But I also started thinking, my research of the summer swimming in my head. Then, they were there. The cops were at the table and asking us to go with them. I didn’t have a choice. I grabbed my sister’s hand and followed the men from the building. My heart was still pounding as my future was swirling down a drain. There was a small…infinitesimally slim chance of being able to right it.
We weren’t taken to a police station like I’d expected. Instead, we were taken to a nondescript building over the 14th Street Bridge where we were separated and led into different rooms. As they took my purse from my hand, I had the forethought to say, “I do not consent to the search of my bag.”
The man taking it looked up at me with shock.
“Did you hear me?” I asked. “I am not consenting to the search.”
He left me in the room at what could have almost been considered a cheap card table with a two-way mirror staring me in the face. I wished I had my old bear with me. A bear I could squeeze, push my head against its belly, and pretend that none of this was happening. I was angry and sad all at once. I wanted to kill Malik for leaving us at the club. For putting the drugs in Raisa’s purse instead of keeping it himself and taking responsibility for his shit.

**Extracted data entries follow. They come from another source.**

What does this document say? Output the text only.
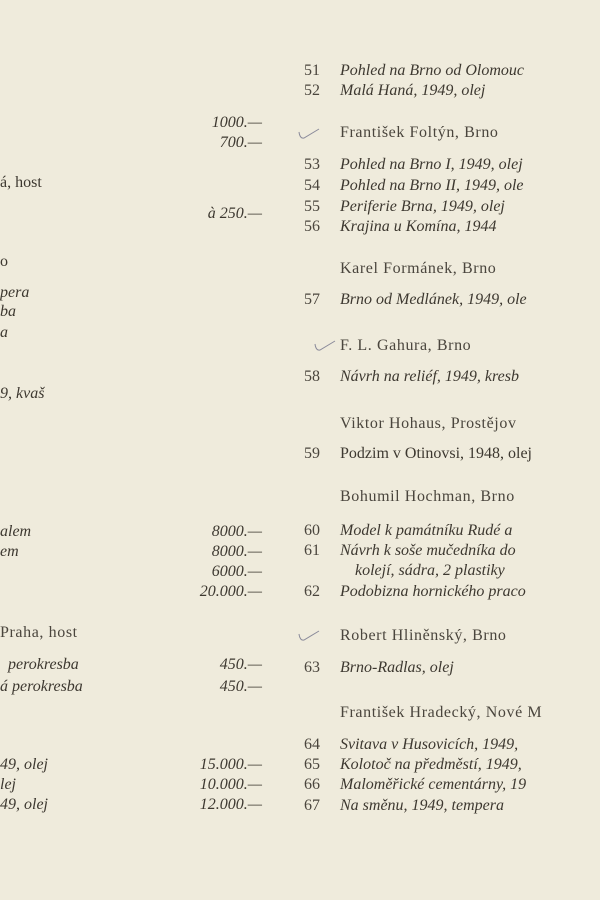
á, host
o
pera
ba
a
9, kvaš
alem
em
Praha, host
perokresba
á perokresba
49, olej
lej
49, olej
1000.—
700.—
à 250.—
8000.—
8000.—
6000.—
20.000.—
450.—
450.—
15.000.—
10.000.—
12.000.—
František Foltýn, Brno
Karel Formánek, Brno
F. L. Gahura, Brno
Viktor Hohaus, Prostějov
Bohumil Hochman, Brno
Robert Hliněnský, Brno
František Hradecký, Nové M
51 Pohled na Brno od Olomouc
52 Malá Haná, 1949, olej
53 Pohled na Brno I, 1949, olej
54 Pohled na Brno II, 1949, ole
55 Periferie Brna, 1949, olej
56 Krajina u Komína, 1944
57 Brno od Medlánek, 1949, ole
58 Návrh na reliéf, 1949, kresb
59 Podzim v Otinovsi, 1948, olej
60 Model k památníku Rudé a
61 Návrh k soše mučedníka do
kolejí, sádra, 2 plastiky
62 Podobizna hornického praco
63 Brno-Radlas, olej
64 Svitava v Husovicích, 1949,
65 Kolotoč na předměstí, 1949,
66 Maloměřické cementárny, 19
67 Na směnu, 1949, tempera
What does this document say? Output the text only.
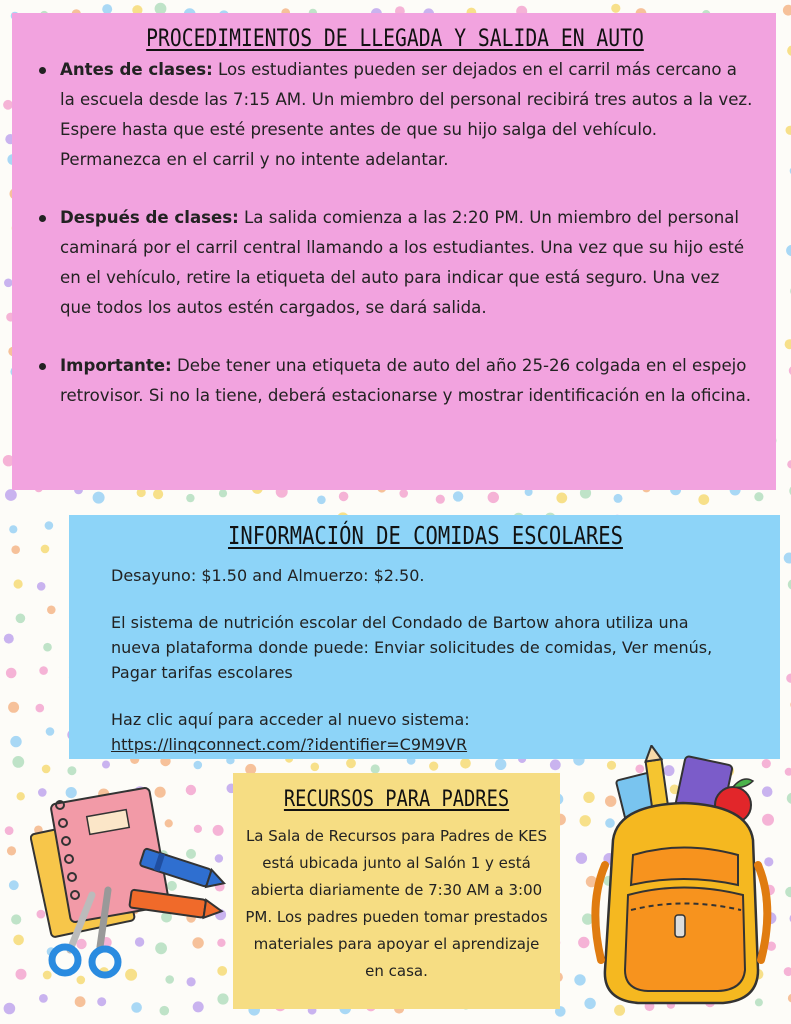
PROCEDIMIENTOS DE LLEGADA Y SALIDA EN AUTO
Antes de clases: Los estudiantes pueden ser dejados en el carril más cercano a la escuela desde las 7:15 AM. Un miembro del personal recibirá tres autos a la vez. Espere hasta que esté presente antes de que su hijo salga del vehículo. Permanezca en el carril y no intente adelantar.
Después de clases: La salida comienza a las 2:20 PM. Un miembro del personal caminará por el carril central llamando a los estudiantes. Una vez que su hijo esté en el vehículo, retire la etiqueta del auto para indicar que está seguro. Una vez que todos los autos estén cargados, se dará salida.
Importante: Debe tener una etiqueta de auto del año 25-26 colgada en el espejo retrovisor. Si no la tiene, deberá estacionarse y mostrar identificación en la oficina.
INFORMACIÓN DE COMIDAS ESCOLARES

Desayuno: $1.50 and Almuerzo: $2.50.

El sistema de nutrición escolar del Condado de Bartow ahora utiliza una nueva plataforma donde puede: Enviar solicitudes de comidas, Ver menús, Pagar tarifas escolares

Haz clic aquí para acceder al nuevo sistema:

https://linqconnect.com/?identifier=C9M9VR

RECURSOS PARA PADRES

La Sala de Recursos para Padres de KES está ubicada junto al Salón 1 y está abierta diariamente de 7:30 AM a 3:00 PM. Los padres pueden tomar prestados materiales para apoyar el aprendizaje en casa.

I wanted to cry because Mac and I had barely had a chance to be a couple. A week of tangled sheets and shared dinners.
Eventually, the door opened, and a man and a woman in suits entered. They weren’t the beautifully tailored suits Dani and Mac wore. They were off-the-rack kind of suits. My heart hurt at thoughts of the Whittakers. At the thought of what was going to happen now.
“Can you tell me what this is all about?” I asked and was surprised my voice wasn’t shaking.
The woman slid a picture across the table to me. It was of my purse and a plastic, brick-shaped bag that I’d never seen before. I assumed it was the drugs Raisa had put in it.
“You’re in quite a lot of trouble, Ms. Astrella,” the man said, sitting with his arms crossed, leaning back in the chair like the jocks in high school had.
I didn’t say anything. I just sat there with my own hands on the table, crossed over each other so I wouldn’t fidget with them or my hair, trying hard to model Mac’s grandma’s poker face.
“You do know you’ll never be admitted to the bar with possession and distribution charges on your record?” he asked.
My stomach fell to my knees, Mac’s gorgeous face and blue eyes winking before me again, disappearing like my career.
I wanted to repeat the fact that I hadn’t consented to the search, and that if they didn’t have a warrant, the charges wouldn’t stick. But I also wasn’t at a police station. I was at some unknown location. I wasn’t sure if the normal rules applied. I was a U.S. citizen, but Raisa wasn’t. I hoped beyond hope that she knew not to talk.
“I’d like to call my attorney,” I said instead of all the other things that were going through my brain.
They exchanged a look.
“That’s one way to play it. But we both know the drugs aren’t yours. They’re likely Malik Leskov’s, or Raisa Leskov’s, or both,” the woman finally spoke, eyeing me like I was a yummy pizza she was ready to devour. I wasn’t going to be her pizza.
I bit my tongue before I could spit out that Raisa didn’t do drugs. Malik, I couldn’t speak for anymore. The mood swings that Raisa had mentioned made sense now. His arguments with Petya, too. Because if Petya knew about the drugs, he’d be furious. He didn’t want that kind of attention. Although, I had a feeling the people in front of me were hoping to use Malik’s drugs as leverage to get him to turn on his dad.
“Sorry. I’m not sure I stuttered. Phone call. Lawyer,” I told them again.
“That’s all you have to say?”
“I will add this. I’ve never seen that plastic bag before.” And I thanked God that I could say that truthfully. “We were at a club. We left our bags at the table.”
“You left your bags unattended in a crowded nightclub?” the man scoffed.
I nodded. “Now, I’d like to speak with my lawyer.”
“You’re Ian Astrella’s daughter, Petya Leskov’s stepdaughter. You want us to believe that you didn’t know anything about the cocaine?” The guy was almost snarling. The woman put a hand on his arm.
“All I have to say—and I’ll spell it out so you don’t have any doubts about it—is: L.A.W.Y.E.R.”
The guy was pissed. I could see that he wanted to push me, but the lady stood, taking the picture with her. She got to the door, glancing back at the man who had leaned so far back in his chair that I hoped, ungraciously, that he fell over.
The woman said, “Let’s go.”
The guy eyed me, shoved off the table, and slammed his way out of the room.
A different woman brought me my phone and stood there, waiting for me to place my call. I looked down at it, debating with myself on which number to dial. Mac was the one I ached to see. But he’d gone to pick up an upset Dani, and I wasn’t sure I was ready to see the disappointment in his eyes like the disappointment I’d seen in my mom’s the day she and Dad had been arrested and I’d given up the music box.
With a sigh, I dialed a number I never thought I’d have to use for this reason. It rang several times before it was answered.